Charlotte emerges from her preoccupation with the Duke’s unwanted recovery to make the observation:
Politics look bad and strained, specially Albania! And feel as if serious trouble between Austria and Italy is growing!! And Russia as usual playing fool game.
Zeno responds. He counsels forbearance. What else can he do? Charlotte is the least of his worries. He sleeps little, continues to be disturbed by the dreams that fill his mind once his eyes are closed, the ghastly images that even the small grains of opium he has begun to take do little to dispel.
Meiningen,
20 May 1914
Concerning the Duke, I wish indeed you were right; he arrives here on 29th, and [I] shall try again for another spell of patience, ‘sweet patience’ as you say, and ‘it cannot be long’.
Charlotte is writing from the royal family’s estate. She complains that she is:r />
… surrounded by daily, never-ending worries and intrigues of all sorts and conditions. Lies I cannot clear or shake off. The enemies you felt months ago, with their tormenture and jealousy, are indeed a tidal wave, and don’t feel getting ahead of it all; and these devilish creatures are beyond my comprehension! The Chinese method of killing enemies is charming!!! Pity we can’t introduce it here.
Politics, specially Albania, Austria and Italy’s vile intrigues, look more grave than the powers seem to like to believe in; Albania is Mexico over again: bloodshed all round! And the Diplomats all more or less blind idiots.
Charlotte leaves Meiningen, its torments and intrigues, to return to the south of France.
Villa La Fôret,
Cannes,
3 June 1914
I saw the old Duke yesterday, found him feeble and aged …
Then the Princess writes:
… can’t trust those Balkan states and the Albanian case is a hopeless one, in my eyes, and my nephew won’t be lucky!
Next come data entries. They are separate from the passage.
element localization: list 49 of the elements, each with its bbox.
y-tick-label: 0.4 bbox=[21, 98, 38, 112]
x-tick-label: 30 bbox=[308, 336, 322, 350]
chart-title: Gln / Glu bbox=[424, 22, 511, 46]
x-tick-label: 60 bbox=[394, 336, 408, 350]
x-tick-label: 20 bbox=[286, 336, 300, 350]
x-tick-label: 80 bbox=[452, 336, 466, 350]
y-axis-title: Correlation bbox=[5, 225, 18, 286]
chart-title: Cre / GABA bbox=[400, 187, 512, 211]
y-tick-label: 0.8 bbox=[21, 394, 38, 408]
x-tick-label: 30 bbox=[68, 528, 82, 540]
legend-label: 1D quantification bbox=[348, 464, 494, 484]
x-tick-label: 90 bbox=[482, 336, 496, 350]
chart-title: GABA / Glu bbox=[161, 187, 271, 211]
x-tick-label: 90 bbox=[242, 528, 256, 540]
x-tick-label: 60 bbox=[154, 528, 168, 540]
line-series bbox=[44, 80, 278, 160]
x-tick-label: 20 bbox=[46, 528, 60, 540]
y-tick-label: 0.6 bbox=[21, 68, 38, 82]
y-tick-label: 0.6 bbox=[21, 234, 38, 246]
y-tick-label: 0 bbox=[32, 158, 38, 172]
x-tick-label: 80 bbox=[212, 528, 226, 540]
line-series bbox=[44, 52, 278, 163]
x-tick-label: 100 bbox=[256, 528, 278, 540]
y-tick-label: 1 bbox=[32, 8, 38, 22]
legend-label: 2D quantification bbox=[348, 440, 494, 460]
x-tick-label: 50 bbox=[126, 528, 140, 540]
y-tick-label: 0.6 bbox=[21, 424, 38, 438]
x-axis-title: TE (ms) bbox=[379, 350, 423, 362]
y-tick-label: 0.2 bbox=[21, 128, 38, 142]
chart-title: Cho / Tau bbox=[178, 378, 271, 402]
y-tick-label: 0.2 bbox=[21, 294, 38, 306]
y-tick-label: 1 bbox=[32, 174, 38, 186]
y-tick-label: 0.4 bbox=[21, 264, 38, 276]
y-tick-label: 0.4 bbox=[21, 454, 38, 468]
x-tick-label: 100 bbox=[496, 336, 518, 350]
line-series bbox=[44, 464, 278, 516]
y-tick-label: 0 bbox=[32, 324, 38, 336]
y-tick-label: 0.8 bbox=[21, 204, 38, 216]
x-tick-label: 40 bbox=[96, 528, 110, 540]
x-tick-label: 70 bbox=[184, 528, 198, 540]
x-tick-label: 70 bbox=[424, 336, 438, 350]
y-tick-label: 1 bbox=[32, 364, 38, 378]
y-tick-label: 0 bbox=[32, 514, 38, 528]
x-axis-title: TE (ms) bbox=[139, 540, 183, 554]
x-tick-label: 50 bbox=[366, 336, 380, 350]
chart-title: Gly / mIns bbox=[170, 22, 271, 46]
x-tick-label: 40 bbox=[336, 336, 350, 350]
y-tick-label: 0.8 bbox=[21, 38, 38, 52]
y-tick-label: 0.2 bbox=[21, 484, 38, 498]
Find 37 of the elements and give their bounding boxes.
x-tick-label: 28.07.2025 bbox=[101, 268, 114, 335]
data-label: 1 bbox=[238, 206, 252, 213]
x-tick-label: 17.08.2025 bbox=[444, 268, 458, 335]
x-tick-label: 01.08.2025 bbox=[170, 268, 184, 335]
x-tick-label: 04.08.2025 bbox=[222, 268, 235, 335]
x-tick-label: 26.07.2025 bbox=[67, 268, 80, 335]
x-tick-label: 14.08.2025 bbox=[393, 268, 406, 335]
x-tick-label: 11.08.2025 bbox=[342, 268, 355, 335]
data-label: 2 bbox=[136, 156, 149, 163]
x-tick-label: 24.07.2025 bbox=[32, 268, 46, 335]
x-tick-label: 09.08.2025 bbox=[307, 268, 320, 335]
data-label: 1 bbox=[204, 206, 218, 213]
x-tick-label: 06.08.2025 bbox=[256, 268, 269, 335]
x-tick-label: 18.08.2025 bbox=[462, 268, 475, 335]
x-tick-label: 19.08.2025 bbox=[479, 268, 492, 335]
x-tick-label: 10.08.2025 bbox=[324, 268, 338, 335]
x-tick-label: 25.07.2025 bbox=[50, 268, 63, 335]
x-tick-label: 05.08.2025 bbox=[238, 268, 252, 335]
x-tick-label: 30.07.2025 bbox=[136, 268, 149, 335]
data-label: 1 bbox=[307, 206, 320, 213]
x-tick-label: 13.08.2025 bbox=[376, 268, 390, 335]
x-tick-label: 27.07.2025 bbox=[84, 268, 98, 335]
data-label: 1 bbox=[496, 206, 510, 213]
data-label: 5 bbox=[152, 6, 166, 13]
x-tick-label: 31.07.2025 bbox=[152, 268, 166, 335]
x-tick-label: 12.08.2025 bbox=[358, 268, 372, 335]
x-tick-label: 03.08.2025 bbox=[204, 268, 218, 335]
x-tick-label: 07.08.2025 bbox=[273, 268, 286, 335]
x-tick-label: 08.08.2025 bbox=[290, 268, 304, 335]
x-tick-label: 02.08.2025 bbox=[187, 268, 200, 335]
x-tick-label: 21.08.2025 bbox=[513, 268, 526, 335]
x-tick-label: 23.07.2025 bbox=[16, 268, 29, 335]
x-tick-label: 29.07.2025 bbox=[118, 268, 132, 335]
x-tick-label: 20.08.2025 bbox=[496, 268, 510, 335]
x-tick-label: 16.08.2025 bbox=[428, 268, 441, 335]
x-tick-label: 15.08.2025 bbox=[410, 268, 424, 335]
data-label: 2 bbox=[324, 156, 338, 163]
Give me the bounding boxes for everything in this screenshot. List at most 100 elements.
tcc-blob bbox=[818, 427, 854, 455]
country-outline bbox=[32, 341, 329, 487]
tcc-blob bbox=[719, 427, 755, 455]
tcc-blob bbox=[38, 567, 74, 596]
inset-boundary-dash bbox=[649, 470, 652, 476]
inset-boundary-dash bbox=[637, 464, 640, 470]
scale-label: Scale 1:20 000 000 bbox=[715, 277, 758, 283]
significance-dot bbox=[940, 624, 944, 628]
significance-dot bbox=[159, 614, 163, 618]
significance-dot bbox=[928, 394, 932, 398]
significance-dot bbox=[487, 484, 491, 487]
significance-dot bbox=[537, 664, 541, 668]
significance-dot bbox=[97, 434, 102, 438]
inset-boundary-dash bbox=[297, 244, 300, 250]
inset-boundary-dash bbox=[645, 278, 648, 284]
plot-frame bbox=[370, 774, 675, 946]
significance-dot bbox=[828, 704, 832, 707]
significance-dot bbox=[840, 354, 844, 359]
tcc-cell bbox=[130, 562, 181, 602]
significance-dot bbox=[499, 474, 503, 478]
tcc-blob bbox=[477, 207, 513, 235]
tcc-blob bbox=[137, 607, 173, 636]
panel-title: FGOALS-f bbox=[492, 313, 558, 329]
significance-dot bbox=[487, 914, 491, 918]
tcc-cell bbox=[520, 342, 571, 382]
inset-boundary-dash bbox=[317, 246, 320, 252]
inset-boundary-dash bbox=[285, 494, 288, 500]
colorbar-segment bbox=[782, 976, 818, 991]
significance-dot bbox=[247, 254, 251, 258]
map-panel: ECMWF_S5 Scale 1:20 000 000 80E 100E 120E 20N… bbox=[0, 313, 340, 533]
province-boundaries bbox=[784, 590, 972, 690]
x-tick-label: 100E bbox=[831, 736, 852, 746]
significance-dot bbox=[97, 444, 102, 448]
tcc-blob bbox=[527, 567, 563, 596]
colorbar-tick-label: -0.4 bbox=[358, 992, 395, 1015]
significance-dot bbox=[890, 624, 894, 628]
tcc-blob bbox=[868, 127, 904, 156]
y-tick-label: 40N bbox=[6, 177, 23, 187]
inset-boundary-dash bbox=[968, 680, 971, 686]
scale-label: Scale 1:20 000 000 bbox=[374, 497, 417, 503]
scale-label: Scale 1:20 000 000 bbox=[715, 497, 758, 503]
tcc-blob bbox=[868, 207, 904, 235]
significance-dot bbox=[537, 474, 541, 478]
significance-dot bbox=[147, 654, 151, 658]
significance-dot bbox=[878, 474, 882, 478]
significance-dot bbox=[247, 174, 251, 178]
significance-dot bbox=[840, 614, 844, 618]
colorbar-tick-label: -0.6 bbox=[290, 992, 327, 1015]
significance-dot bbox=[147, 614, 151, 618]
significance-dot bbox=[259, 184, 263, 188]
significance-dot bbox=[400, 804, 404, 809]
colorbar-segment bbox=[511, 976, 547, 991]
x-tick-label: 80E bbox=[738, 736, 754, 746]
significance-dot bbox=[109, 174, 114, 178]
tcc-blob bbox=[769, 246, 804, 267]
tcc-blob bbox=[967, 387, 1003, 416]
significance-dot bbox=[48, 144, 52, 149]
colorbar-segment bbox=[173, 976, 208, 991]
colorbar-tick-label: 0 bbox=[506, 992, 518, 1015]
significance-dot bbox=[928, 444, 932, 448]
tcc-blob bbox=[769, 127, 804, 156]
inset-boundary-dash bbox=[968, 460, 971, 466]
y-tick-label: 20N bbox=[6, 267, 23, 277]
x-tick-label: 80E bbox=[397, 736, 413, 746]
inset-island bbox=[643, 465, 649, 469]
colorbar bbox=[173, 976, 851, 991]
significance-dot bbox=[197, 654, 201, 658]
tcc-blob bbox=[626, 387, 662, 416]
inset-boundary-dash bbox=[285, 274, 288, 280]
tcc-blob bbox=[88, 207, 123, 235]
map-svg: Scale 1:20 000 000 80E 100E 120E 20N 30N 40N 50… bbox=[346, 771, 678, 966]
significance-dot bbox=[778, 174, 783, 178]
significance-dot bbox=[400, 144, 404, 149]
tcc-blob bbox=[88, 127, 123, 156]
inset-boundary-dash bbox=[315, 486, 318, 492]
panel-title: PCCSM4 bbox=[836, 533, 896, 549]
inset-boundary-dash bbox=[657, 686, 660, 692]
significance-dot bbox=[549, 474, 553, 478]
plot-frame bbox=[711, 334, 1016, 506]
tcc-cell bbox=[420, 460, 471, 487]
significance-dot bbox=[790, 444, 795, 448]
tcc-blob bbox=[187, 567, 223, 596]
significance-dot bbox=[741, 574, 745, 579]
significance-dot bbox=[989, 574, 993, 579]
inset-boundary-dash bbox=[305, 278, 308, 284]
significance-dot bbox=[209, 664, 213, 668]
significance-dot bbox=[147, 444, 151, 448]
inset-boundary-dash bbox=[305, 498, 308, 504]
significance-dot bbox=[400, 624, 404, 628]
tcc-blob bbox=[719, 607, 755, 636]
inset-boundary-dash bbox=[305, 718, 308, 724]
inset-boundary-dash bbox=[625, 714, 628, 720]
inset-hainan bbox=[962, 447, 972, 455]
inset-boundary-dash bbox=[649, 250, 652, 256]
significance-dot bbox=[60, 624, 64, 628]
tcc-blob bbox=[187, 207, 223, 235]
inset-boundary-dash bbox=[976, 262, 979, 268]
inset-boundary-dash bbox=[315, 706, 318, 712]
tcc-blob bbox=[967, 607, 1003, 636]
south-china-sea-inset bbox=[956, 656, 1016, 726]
Charlotte is right. As events unfold, the future will hold little for her brother’s son, Germany’s young Crown Prince.
Grosses Palais,
Meiningen,
7 June 1914
I’ve seen the old Duke who looks very bad indeed, so small, shrunk, weak and pale, legs and feet swollen and such spasms at night, kept down by strong morphia injections. A few days ago I really thought at last the end had come: but tomorrow they drag the old gent to a watering place where a Dr. and friend of his promises to cure him! To me he looks like a dying man! What do you think? Or see and feel?